Ses mains maladroites sur mon manteau. Il le défait, révèle ma robe bleue fendue. Genoux qui cognent le comptoir. On recule vers l’arrière-boutique. Ténèbres humides, piles de livres qui s’effondrent. Il m’embrasse sauvagement, langue curieuse, dents qui mordillent. Goût de café et de peur. ‘Putain, Laetitia, t’es réelle.’ Je ris, nerveuse. ‘Baise-moi, Jean. Montre-moi.’ Il déchire ma robe. Seins nus, tétons durs comme des billes sous l’air froid. Ses doigts explorent ma chatte déjà trempée. ‘T’es mouillée comme une fontaine.’ Dialogue sale, voix cassée. Je gémis, attrape sa bite à travers le pantalon. Dure, chaude, veinée. Maladresse totale : je la sors, la serre trop fort. Il grogne. ‘Doucement, salope curieuse.’ On tombe sur le sol poussiéreux, tapis de vieux romans. Il me plaque, lèche mes seins. Langue rugueuse, succion bruyante. Mon clito pulse. Je guide sa queue. ‘Entre, vas-y.’ Il pousse, maladroit. Trop sec au début. Douleur vive, puis glisse. Plein. Rempli. Cœur qui explose, sueur qui perle, odeur de sexe cru qui monte. Hanches claquent. Bruits humides, slap slap. ‘Plus fort, Jean, défonce-moi.’ Il halète, sue, cogne. Mes ongles dans son dos. Frissons partout, peau qui picote. Orgasme monte, vague dévorante. Je crie, chatte qui serre sa bite. Il jouit dedans, chaud, collant. Tremblements. Souffles mêlés. Curiosité comblée, adrénaline pure.

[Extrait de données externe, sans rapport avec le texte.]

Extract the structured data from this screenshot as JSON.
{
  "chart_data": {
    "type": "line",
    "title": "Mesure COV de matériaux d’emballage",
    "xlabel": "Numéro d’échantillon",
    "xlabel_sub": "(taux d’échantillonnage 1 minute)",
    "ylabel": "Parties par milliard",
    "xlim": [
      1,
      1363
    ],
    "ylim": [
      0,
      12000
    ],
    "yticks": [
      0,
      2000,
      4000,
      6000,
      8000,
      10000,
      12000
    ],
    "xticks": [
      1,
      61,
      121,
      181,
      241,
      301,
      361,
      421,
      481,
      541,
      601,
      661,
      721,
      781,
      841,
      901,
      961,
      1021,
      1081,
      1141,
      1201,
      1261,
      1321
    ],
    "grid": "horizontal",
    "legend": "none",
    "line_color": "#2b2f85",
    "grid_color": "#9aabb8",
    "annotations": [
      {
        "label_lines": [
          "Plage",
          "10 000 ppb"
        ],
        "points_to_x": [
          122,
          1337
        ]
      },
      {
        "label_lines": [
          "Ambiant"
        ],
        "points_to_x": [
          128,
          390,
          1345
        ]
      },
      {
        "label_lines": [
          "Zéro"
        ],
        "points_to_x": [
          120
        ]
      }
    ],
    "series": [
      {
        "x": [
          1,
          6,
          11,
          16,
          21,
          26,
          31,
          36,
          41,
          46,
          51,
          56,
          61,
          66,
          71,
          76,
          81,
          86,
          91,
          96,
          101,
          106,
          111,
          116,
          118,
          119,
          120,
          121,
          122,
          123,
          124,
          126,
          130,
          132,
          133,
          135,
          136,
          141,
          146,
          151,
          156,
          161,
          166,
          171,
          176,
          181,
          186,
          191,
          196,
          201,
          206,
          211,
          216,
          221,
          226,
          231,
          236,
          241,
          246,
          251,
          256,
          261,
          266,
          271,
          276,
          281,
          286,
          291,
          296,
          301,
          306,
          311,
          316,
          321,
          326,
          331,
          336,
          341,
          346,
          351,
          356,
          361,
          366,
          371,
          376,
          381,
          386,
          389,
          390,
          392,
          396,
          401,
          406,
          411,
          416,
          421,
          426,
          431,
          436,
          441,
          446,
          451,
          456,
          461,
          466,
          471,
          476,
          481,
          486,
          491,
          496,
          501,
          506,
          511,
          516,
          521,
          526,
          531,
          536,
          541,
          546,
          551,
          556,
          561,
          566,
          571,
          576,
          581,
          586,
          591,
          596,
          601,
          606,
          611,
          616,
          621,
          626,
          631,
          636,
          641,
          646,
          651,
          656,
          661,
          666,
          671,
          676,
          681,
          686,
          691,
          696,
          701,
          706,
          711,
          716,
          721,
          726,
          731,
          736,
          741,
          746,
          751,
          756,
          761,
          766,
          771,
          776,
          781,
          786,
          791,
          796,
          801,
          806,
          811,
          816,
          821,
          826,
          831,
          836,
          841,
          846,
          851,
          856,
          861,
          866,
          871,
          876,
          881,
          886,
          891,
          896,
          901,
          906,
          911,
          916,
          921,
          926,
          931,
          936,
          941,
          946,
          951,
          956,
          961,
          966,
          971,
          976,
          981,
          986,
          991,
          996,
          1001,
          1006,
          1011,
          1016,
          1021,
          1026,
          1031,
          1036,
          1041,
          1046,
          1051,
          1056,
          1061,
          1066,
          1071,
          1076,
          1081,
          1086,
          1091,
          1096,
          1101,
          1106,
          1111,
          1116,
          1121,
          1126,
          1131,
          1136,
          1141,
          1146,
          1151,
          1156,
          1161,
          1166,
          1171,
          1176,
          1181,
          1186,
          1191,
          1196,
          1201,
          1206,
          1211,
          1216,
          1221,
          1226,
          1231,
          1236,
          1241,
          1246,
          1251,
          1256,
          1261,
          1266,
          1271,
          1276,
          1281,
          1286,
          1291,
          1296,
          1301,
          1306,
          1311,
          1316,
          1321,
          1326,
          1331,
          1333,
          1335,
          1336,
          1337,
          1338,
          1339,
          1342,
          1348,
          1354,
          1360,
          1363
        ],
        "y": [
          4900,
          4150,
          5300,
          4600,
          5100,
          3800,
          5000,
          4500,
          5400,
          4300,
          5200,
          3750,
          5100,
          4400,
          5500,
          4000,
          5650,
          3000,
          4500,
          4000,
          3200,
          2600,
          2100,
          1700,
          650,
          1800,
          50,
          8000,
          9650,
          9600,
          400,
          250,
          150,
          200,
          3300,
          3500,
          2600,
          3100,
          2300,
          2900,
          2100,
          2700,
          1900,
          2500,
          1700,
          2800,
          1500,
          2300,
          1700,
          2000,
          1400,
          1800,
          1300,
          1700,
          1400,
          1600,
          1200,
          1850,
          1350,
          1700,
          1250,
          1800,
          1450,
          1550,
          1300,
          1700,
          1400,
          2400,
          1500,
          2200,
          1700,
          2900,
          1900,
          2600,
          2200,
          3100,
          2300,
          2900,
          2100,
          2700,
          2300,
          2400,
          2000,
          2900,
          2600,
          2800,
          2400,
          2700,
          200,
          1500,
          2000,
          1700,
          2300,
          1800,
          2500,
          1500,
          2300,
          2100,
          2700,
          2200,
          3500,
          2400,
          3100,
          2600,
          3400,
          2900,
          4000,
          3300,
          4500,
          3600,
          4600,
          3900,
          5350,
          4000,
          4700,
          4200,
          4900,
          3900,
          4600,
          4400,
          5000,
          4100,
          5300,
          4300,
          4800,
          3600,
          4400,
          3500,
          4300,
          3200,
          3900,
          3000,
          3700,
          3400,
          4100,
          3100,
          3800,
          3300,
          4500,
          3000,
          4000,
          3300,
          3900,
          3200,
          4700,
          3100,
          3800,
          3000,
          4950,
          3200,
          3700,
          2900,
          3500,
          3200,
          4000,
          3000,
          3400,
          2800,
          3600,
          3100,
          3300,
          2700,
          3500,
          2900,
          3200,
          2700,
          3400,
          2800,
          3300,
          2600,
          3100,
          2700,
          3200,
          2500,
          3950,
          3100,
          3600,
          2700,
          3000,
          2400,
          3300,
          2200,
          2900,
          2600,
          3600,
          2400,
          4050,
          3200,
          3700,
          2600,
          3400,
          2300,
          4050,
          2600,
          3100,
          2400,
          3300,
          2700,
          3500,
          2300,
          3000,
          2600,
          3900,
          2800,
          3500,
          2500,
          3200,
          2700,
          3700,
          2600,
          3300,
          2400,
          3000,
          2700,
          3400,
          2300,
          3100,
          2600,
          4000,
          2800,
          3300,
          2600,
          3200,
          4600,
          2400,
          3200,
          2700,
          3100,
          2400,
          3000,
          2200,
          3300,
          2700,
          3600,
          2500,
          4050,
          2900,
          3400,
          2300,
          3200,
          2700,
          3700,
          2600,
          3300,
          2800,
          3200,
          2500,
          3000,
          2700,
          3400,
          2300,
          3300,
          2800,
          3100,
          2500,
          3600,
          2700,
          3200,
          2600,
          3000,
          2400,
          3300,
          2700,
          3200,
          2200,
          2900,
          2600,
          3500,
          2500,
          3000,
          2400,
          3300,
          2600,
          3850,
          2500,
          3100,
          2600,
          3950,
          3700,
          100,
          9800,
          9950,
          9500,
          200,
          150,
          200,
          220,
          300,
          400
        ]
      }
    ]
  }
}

L’Approche : Hésitation et Bascul
Le calme revient. Corps emmêlés sur le sol froid. Son sperme coule entre mes cuisses, odeur musquée. Il caresse mes cheveux. ‘C’était… vrai.’ Je souris, mystérieuse. Peau encore frémissante, cœur ralenti mais changé. Innocence morte, remplacée par ce feu secret. Je me rhabille, laisse le carnet noir sur le comptoir. ‘Lis-le plus tard.’ Il hoche la tête, yeux humides. Je sors, impasse vide. Maison hantée m’attend. Ce secret, je le garde. Il m’a transformée. Femme maintenant. Prête à disparaître, à hanter ses rêves. Mais ce premier émois, cette baise maladroite, gravée dans ma chair. Pour toujours.